Identity clubs bring together students from specific racial, ethnic or social groups. These include associations for black students, Asian students and students who identify as LGBT. Community service clubs enable students to contribute to society through teaching refugees, helping disabled children or working on environmental issues.

While I was at college, I joined the Student Counseling Club. This provided advice and support to students with academic, personal or financial problems.

There were 50 of us in the club. To prepare for our work, we underwent special training from professional social workers and crisis counselors.

Our work consisted of staffing the Student Counseling Desk and answering calls to our Crisis Hotline. Running the desk was fairly easy. This usually involved solving minor problems and giving directions to lost students.

Answering the hotline was much more stressful, especially late at night. Once the phone rang, you never knew who might be calling or what problems they faced. You had to be ready for anything!

Some students phoned to discuss personal problems involving boyfriends, girlfriends or parents. Others called in with worries about grades. Some were lonely and just needed someone to talk to. Yet others wanted advice about money, sex or drugs.

The most difficult calls were from students who were depressed or suicidal.
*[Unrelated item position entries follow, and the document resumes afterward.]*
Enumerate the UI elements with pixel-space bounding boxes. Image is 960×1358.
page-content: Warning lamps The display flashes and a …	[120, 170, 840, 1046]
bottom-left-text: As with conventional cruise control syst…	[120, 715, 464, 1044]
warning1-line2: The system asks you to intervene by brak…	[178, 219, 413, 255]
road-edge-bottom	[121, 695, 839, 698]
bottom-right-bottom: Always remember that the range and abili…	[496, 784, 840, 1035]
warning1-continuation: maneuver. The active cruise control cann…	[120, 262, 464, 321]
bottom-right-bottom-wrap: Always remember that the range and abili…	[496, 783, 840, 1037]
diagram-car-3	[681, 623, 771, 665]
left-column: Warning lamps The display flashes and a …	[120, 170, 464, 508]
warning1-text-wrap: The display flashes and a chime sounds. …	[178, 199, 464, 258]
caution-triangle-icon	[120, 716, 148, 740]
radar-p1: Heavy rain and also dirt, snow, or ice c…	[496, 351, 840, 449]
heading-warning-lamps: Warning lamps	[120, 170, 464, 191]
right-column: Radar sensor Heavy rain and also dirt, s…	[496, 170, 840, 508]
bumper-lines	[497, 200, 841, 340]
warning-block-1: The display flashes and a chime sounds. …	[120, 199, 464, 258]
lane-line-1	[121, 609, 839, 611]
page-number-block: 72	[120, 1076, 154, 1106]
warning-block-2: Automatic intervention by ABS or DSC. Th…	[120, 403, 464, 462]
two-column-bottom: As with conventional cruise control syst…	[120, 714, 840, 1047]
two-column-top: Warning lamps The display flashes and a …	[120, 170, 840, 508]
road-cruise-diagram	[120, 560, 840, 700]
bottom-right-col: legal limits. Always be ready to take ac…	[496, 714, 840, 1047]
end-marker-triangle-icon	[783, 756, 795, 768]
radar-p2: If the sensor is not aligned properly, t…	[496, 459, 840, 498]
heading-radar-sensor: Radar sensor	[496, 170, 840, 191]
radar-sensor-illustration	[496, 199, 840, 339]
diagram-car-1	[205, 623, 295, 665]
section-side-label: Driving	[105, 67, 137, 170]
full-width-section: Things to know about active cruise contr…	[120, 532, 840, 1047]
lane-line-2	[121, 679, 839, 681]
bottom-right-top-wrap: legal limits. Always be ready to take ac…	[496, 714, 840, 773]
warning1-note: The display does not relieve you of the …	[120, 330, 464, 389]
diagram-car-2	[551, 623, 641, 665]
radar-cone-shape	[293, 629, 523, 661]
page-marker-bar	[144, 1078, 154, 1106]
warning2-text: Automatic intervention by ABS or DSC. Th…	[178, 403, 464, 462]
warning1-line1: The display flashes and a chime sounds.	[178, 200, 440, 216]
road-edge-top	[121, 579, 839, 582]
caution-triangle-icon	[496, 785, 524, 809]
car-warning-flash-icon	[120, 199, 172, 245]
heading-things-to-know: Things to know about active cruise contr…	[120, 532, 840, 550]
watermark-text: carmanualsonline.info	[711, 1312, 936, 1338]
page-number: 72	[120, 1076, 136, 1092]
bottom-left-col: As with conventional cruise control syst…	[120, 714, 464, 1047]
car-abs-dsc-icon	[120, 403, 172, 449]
Some were isolated, homesick and unable to make friends. Others felt overwhelmed by their classes, homework and the stress of student life. To deal with their problems, we had to use all our training to listen carefully, express sympathy, ask questions and provide alternatives.

Volunteering for the counseling club was a valuable experience that helped me develop my communication skills. It’s important to provide counseling and support to the many people who have difficulty coping with our stressful modern world!